Regarding BSN area, automatic segmentation was used to define the ROIs set both for BSN and TH (threshold: default; analyze particles: size 0.04-0.40 for BSN and size 0,06-0,60 for TH; circularity: 0.30-1.00). BSN and TH ROIs sets were used to define the overlapped ROIs exploiting “AND” function in the ROI Manager.

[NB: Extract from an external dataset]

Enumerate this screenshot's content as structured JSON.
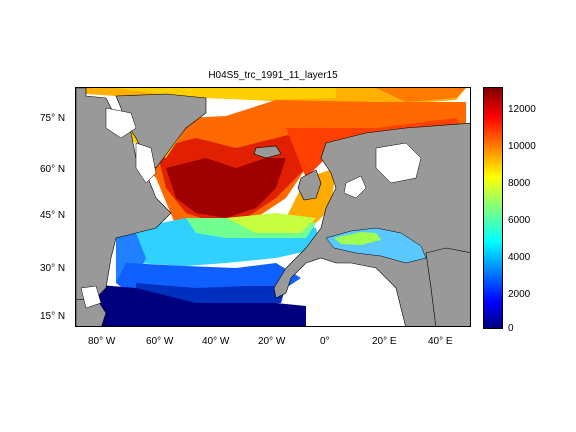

The intensity of VAMP2 signal was used to define the BSN-TH overlapped ROIs positive for VAMP2. Finally, the average area value of BSN localized within TH and VAMP2 positive synaptosomes was determined using the “set measurement” and “mesure” ImageJ functions.
Regarding BSN %, automatic segmentation was used to define ROIs in TH channel (threshold: default; size 0,06-0,60; circularity: 0.30-1.00). TH ROIs positive for VAMP2 were defined measuring the intensity signal of VAMP2. BSN intensity signal was then measured within the double positive ROIs to obtain the number of ROIs that were triple positive. Automatic segmentation was used to define the total number of ROIs in BSN channel (threshold: default; size 0,04-0,40; circularity: 0.30-1.00). Finally, the % of BSN positive synaptosome localizing with VAMP2 and TH double positive synaptosomes was calculated.